Durante mi estadía en la antigua URSS tuve la oportunidad de conocer y convivir con muchos jóvenes nicaragüenses, con quienes fui creando una fuerte amistad. La mayoría de ellos habían sido forzados a pelear en una guerra absurda y fratricida que les había impuesto el gobierno de derecha estadounidense de ese entonces, un gobierno tan extremista y cavernario como los que hoy en día en EE.UU. ven en Barack Obama y su reforma de salud, la encarnación de todos los males.
Esa convivencia me hizo darme cuenta de lo asombrosamente parecidos que somos ambos pueblos. Poco a poco, fui entendiendo que ticos y nicas en ese lejano país no sólo compartíamos la nostalgia por el gallo pinto, las tortillas de maíz, los tamales o la natilla con sal, sino también un pasado histórico, lingüístico y cultural en común, e incluso el humor y las bromas que ocasionalmente hacíamos de nuestros profesores y compañeros.

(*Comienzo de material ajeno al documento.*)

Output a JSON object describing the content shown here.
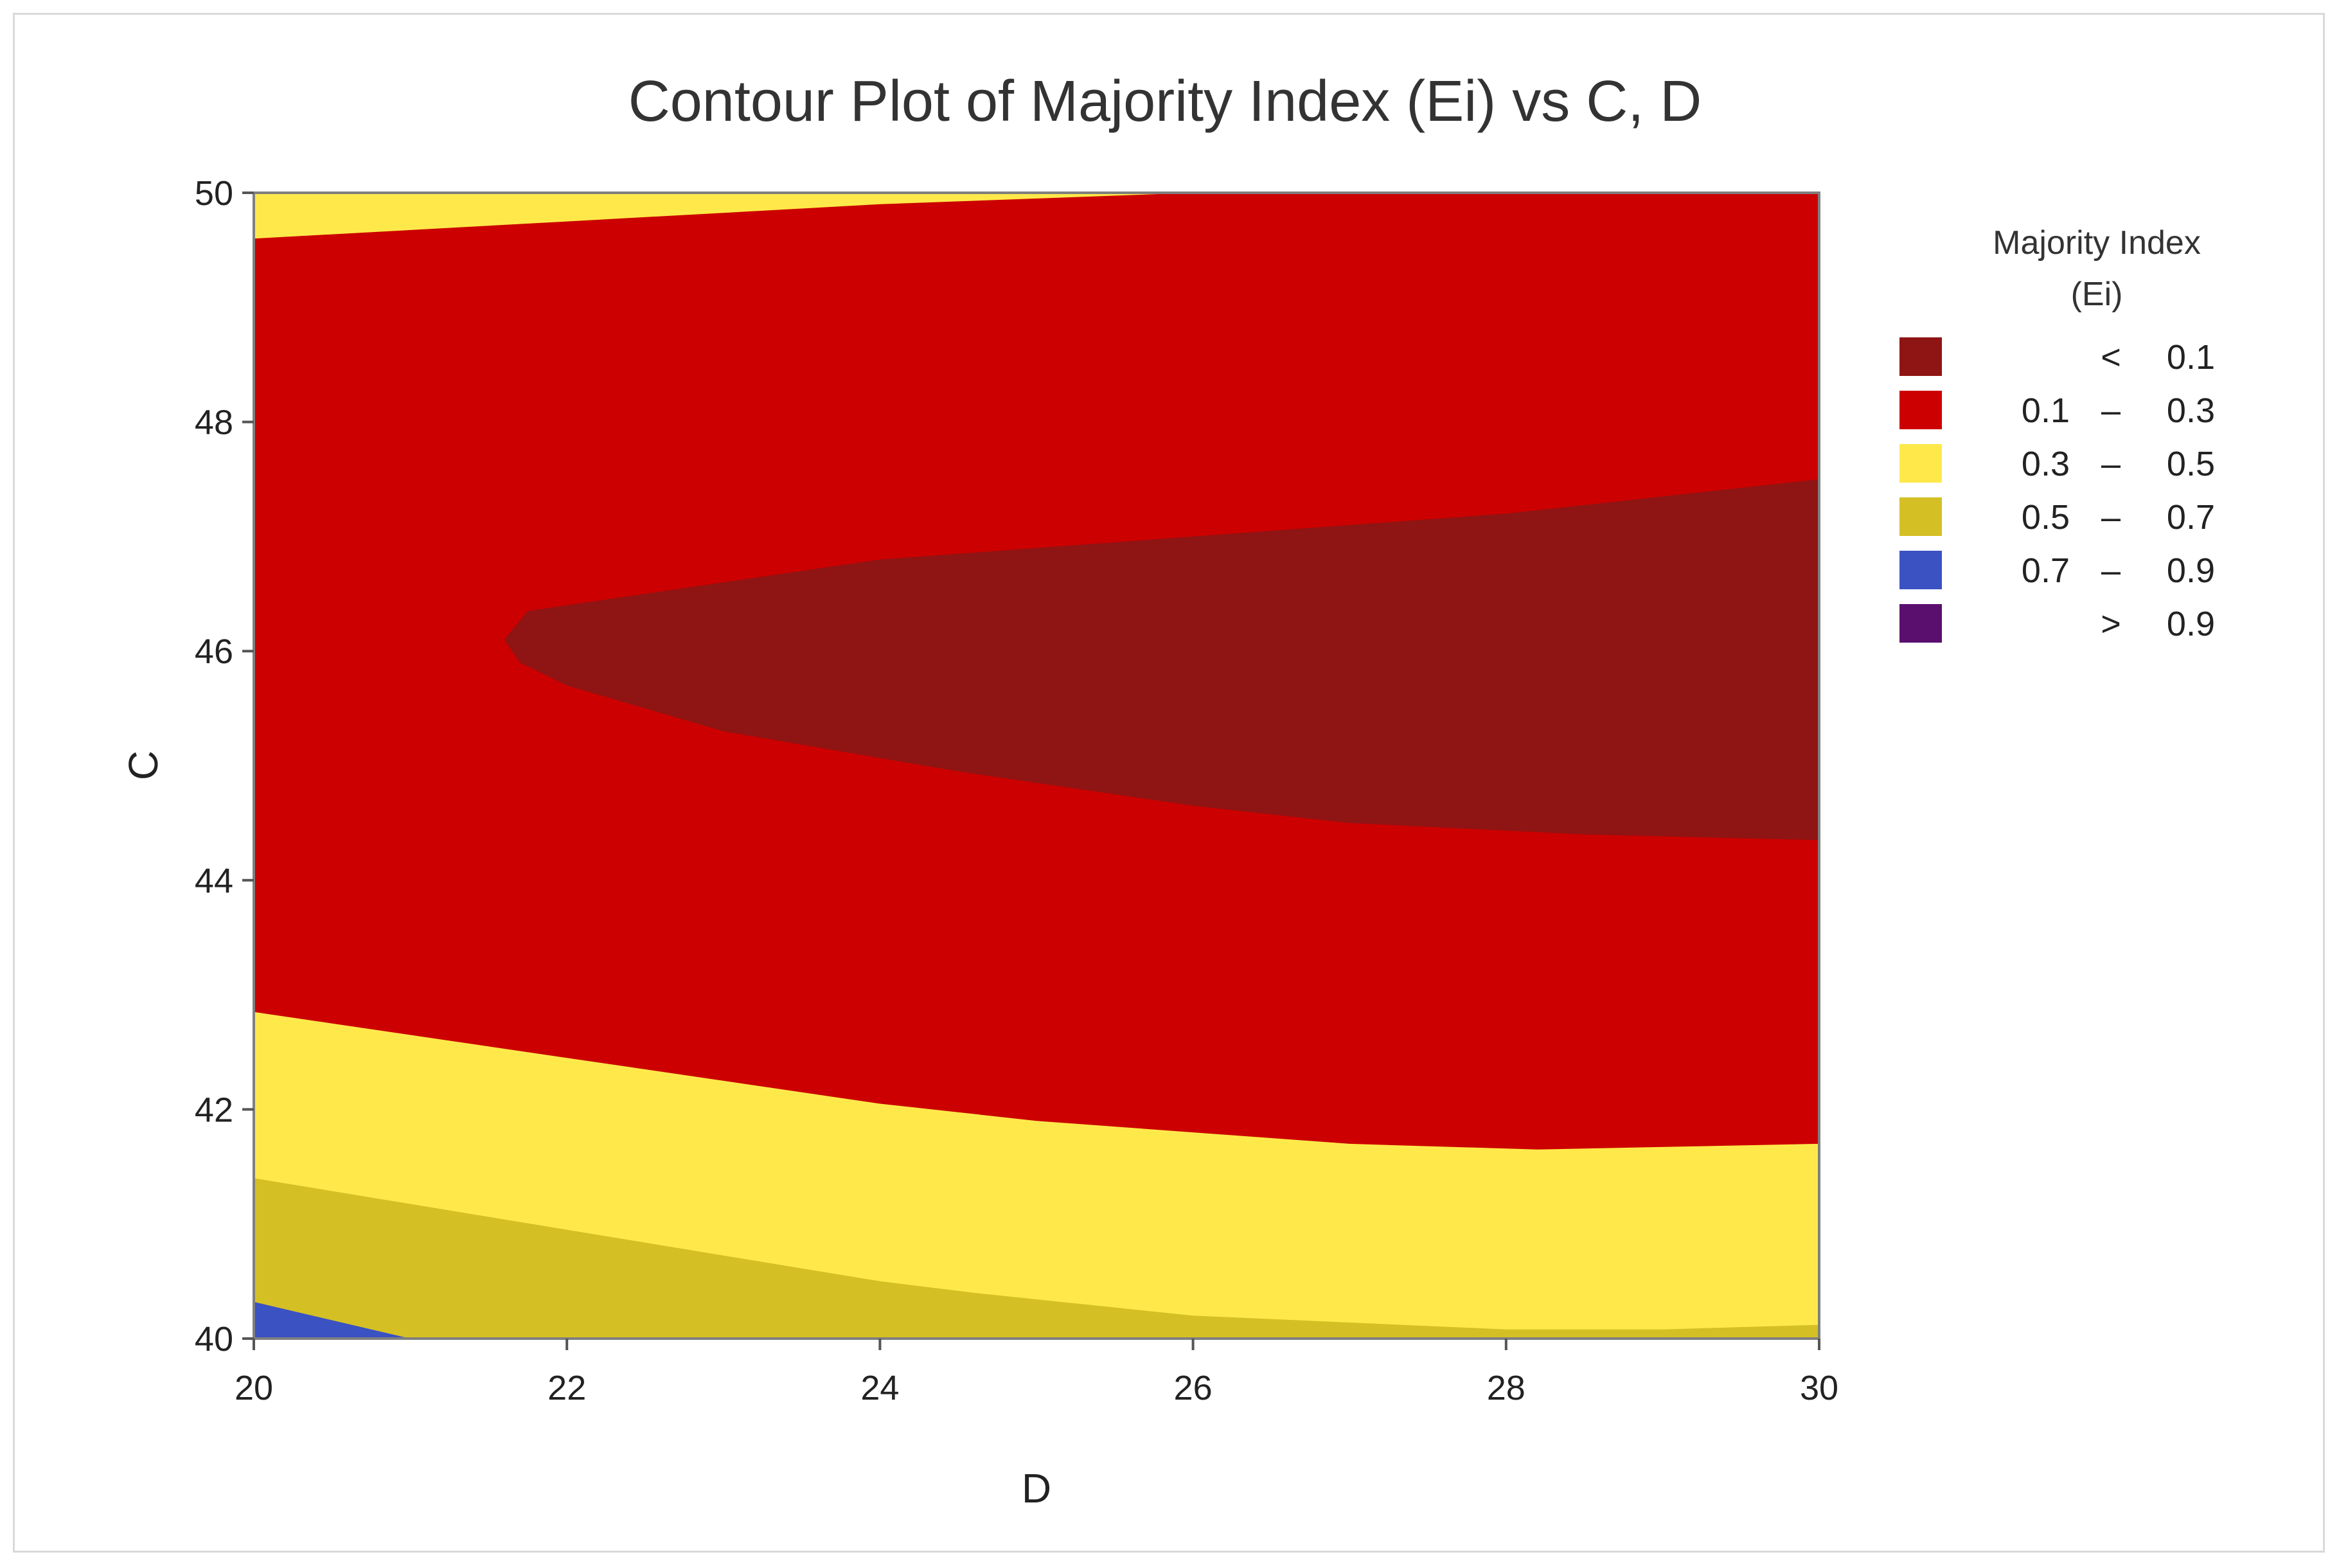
{
  "chart_data": {
    "type": "contour",
    "title": "Contour Plot of Majority Index (Ei) vs C, D",
    "xlabel": "D",
    "ylabel": "C",
    "xlim": [
      20,
      30
    ],
    "ylim": [
      40,
      50
    ],
    "xticks": [
      "20",
      "22",
      "24",
      "26",
      "28",
      "30"
    ],
    "yticks": [
      "40",
      "42",
      "44",
      "46",
      "48",
      "50"
    ],
    "legend": {
      "title_lines": [
        "Majority Index",
        "(Ei)"
      ],
      "placement": "right",
      "entries": [
        {
          "low": "",
          "sep": "<",
          "high": "0.1",
          "color": "#8f1414"
        },
        {
          "low": "0.1",
          "sep": "–",
          "high": "0.3",
          "color": "#cc0000"
        },
        {
          "low": "0.3",
          "sep": "–",
          "high": "0.5",
          "color": "#ffe94a"
        },
        {
          "low": "0.5",
          "sep": "–",
          "high": "0.7",
          "color": "#d4c024"
        },
        {
          "low": "0.7",
          "sep": "–",
          "high": "0.9",
          "color": "#3b52c2"
        },
        {
          "low": "",
          "sep": ">",
          "high": "0.9",
          "color": "#5a0f6e"
        }
      ]
    },
    "bands": [
      {
        "range": "0.3 – 0.5",
        "color": "#ffe94a",
        "boundary": [
          [
            20,
            50
          ],
          [
            30,
            50
          ],
          [
            28,
            50
          ],
          [
            26,
            50
          ],
          [
            24,
            49.9
          ],
          [
            22,
            49.75
          ],
          [
            20,
            49.6
          ]
        ]
      },
      {
        "range": "0.1 – 0.3",
        "color": "#cc0000",
        "boundary": [
          [
            20,
            49.6
          ],
          [
            22,
            49.75
          ],
          [
            24,
            49.9
          ],
          [
            26,
            50
          ],
          [
            28,
            50
          ],
          [
            30,
            50
          ],
          [
            30,
            41.7
          ],
          [
            28.2,
            41.65
          ],
          [
            27,
            41.7
          ],
          [
            26,
            41.8
          ],
          [
            25,
            41.9
          ],
          [
            24,
            42.05
          ],
          [
            22,
            42.45
          ],
          [
            20,
            42.85
          ]
        ]
      },
      {
        "range": "< 0.1",
        "color": "#8f1414",
        "boundary": [
          [
            21.6,
            46.1
          ],
          [
            21.75,
            46.35
          ],
          [
            22.5,
            46.5
          ],
          [
            24,
            46.8
          ],
          [
            26,
            47
          ],
          [
            28,
            47.2
          ],
          [
            30,
            47.5
          ],
          [
            30,
            44.35
          ],
          [
            28.5,
            44.4
          ],
          [
            27,
            44.5
          ],
          [
            26,
            44.65
          ],
          [
            24.5,
            44.95
          ],
          [
            23,
            45.3
          ],
          [
            22,
            45.7
          ],
          [
            21.7,
            45.9
          ]
        ]
      },
      {
        "range": "0.5 – 0.7",
        "color": "#d4c024",
        "boundary": [
          [
            20,
            41.4
          ],
          [
            22,
            40.95
          ],
          [
            24,
            40.5
          ],
          [
            24.6,
            40.4
          ],
          [
            26,
            40.2
          ],
          [
            28,
            40.08
          ],
          [
            29,
            40.08
          ],
          [
            30,
            40.12
          ],
          [
            30,
            40
          ],
          [
            21,
            40
          ],
          [
            20,
            40.3
          ]
        ]
      },
      {
        "range": "0.7 – 0.9",
        "color": "#3b52c2",
        "boundary": [
          [
            20,
            40.32
          ],
          [
            21,
            40
          ],
          [
            20,
            40
          ]
        ]
      }
    ]
  }
}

Hoy, cuando han pasado más de dos décadas y convivo felizmente con mi compañera –cuyo padre es nicaragüense– me siento orgulloso de haber tenido la oportunidad de haber vivido esa experiencia que me marcó para siempre. Y por eso sé que ninguna campaña mediática patriotera, me convencerá jamás de que nuestros vecinos del norte nos agreden o son nuestros “enemigos”. Para mí, ellos siempre serán el humilde joven idealista de Masaya que conocí en ese entonces, que quería estudiar ingeniería para construir un futuro mejor para su país, esa hermosa tierra de lagos y volcanes llamada Nicaragua.